Citing examples such as the advisor's persistent assertions of broad presidential authority, she added: “They openly attack the courts by repeating repeatedly that it is not a co-equal branch in the separation of powers.

“They continue to redefine the debate by repeating their argument that the executive has greater authority than this other co-equal branch, which is not how checks and balances work.”

Leonard said: “Justices' only protection is public trust in the legitimacy of their capacity to make those rulings. Individual threats on top of eroding institutional legitimacy may make judges hesitate about judgments that go against the current administration, which is, of course, massively problematic for court oversight and for the political system.”

Coercion Methods

Scheppele, professor of sociology and international affairs at the Ivy League school, has written about the use of “autocratic legalism” by the such as Orbán and the Russian, and has warned about rising dangers to judges in the US.

She pointed to a series of termed “harassment deliveries” this year, in which judges have received unsolicited food orders with the recipient listed as Daniel Anderl, the son of Judge Esther Salas, who was murdered at the residence in 2020 by a gunman aiming at the judge.

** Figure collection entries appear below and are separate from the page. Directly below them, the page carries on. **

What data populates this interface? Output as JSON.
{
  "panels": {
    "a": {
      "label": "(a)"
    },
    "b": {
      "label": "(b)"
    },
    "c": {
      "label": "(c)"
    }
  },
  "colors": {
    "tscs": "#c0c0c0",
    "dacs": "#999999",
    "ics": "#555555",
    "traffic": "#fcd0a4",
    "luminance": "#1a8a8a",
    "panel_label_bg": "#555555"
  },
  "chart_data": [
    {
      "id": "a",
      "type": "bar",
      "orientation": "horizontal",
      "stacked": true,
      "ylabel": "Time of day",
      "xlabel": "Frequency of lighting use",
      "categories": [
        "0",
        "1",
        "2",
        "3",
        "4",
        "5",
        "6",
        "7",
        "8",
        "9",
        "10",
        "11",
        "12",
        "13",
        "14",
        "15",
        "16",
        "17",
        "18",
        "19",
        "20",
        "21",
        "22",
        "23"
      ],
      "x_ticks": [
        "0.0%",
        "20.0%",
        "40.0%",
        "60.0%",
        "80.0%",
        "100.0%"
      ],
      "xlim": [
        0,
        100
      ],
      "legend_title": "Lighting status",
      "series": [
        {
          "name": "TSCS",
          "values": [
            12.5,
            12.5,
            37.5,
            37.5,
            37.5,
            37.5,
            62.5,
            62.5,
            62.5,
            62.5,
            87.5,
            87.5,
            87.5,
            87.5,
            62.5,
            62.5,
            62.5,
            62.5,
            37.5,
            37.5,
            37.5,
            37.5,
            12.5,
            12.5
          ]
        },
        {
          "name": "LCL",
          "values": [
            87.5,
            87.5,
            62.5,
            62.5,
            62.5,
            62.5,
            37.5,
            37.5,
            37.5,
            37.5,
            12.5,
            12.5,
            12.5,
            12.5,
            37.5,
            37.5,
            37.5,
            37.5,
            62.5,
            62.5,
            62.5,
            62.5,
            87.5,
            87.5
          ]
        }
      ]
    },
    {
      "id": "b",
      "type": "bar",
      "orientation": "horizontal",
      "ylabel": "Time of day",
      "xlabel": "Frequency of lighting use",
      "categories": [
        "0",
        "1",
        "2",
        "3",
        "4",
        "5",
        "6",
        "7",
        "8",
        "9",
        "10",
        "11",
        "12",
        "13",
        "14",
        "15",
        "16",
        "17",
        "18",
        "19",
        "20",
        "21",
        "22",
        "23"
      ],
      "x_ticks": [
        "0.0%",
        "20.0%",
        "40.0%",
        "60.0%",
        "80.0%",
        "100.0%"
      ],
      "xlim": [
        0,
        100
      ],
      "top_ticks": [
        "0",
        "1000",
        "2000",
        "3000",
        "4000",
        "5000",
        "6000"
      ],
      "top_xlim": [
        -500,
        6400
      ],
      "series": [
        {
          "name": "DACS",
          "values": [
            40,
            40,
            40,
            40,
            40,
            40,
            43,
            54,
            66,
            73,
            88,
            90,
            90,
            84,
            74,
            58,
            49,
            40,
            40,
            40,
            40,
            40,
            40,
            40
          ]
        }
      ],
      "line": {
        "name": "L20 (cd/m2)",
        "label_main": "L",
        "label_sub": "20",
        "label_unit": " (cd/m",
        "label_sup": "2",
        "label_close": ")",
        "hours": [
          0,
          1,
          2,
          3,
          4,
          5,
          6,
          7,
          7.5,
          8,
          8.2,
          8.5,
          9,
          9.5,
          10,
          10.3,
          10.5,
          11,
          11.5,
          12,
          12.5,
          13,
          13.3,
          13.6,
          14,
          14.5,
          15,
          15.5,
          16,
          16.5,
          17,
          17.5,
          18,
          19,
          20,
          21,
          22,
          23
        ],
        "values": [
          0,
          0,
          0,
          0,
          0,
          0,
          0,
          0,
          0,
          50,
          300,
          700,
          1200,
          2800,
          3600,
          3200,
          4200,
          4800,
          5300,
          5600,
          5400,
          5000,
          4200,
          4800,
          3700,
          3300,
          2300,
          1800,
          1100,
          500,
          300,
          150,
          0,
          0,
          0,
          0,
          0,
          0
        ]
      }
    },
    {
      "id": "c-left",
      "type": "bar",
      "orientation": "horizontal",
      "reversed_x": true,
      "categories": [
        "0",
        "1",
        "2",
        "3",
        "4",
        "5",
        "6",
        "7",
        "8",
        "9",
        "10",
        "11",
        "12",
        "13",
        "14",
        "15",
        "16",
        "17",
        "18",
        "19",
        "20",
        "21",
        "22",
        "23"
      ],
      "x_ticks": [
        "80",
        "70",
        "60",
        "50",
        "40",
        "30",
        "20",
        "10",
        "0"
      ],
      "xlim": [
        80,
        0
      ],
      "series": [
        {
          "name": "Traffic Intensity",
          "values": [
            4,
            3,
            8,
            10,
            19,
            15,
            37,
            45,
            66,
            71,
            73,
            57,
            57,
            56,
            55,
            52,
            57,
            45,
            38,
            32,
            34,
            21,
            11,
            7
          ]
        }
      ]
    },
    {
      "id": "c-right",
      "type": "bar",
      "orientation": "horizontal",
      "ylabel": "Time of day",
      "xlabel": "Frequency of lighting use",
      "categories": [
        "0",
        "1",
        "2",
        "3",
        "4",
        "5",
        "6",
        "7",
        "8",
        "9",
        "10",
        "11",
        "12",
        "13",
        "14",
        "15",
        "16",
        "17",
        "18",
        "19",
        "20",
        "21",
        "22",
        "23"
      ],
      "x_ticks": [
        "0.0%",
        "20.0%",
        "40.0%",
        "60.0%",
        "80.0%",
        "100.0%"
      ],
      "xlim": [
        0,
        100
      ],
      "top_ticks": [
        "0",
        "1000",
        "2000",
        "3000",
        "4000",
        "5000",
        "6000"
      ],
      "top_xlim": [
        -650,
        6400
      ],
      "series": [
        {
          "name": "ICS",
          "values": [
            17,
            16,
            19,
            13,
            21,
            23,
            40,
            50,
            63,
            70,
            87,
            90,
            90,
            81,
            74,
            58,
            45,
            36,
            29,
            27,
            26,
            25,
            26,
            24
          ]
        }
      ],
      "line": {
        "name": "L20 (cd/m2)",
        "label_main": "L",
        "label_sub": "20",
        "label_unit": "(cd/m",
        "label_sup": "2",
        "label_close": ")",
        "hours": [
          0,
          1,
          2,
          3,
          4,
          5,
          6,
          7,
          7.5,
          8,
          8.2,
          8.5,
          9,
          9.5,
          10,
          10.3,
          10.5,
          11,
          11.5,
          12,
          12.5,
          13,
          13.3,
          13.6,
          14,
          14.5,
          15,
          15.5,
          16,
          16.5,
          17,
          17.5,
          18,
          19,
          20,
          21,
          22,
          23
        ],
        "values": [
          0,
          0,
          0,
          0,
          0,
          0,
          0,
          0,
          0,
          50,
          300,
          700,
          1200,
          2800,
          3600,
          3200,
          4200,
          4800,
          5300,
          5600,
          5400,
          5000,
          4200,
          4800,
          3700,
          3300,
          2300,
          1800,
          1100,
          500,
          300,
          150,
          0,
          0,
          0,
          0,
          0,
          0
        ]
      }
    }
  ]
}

“Everyone knows what it means. ‘Your address is known. We’re coming for you,’” the professor said.

“Federal judges are protected by the Secret Service and the federal police. And these are specialized law enforcement that are placed structurally inside the Department of Justice. And the former AG has been leading the attacks on justices.”

Administration Aims

On the government's objectives, the expert said that “impeaching a federal judge is almost certainly not going to happen because it’s so hard to do. {Right now|Currently

Sandra Hill
Sandra Hill

A seasoned casino strategist with over a decade of experience in slot gaming and player psychology.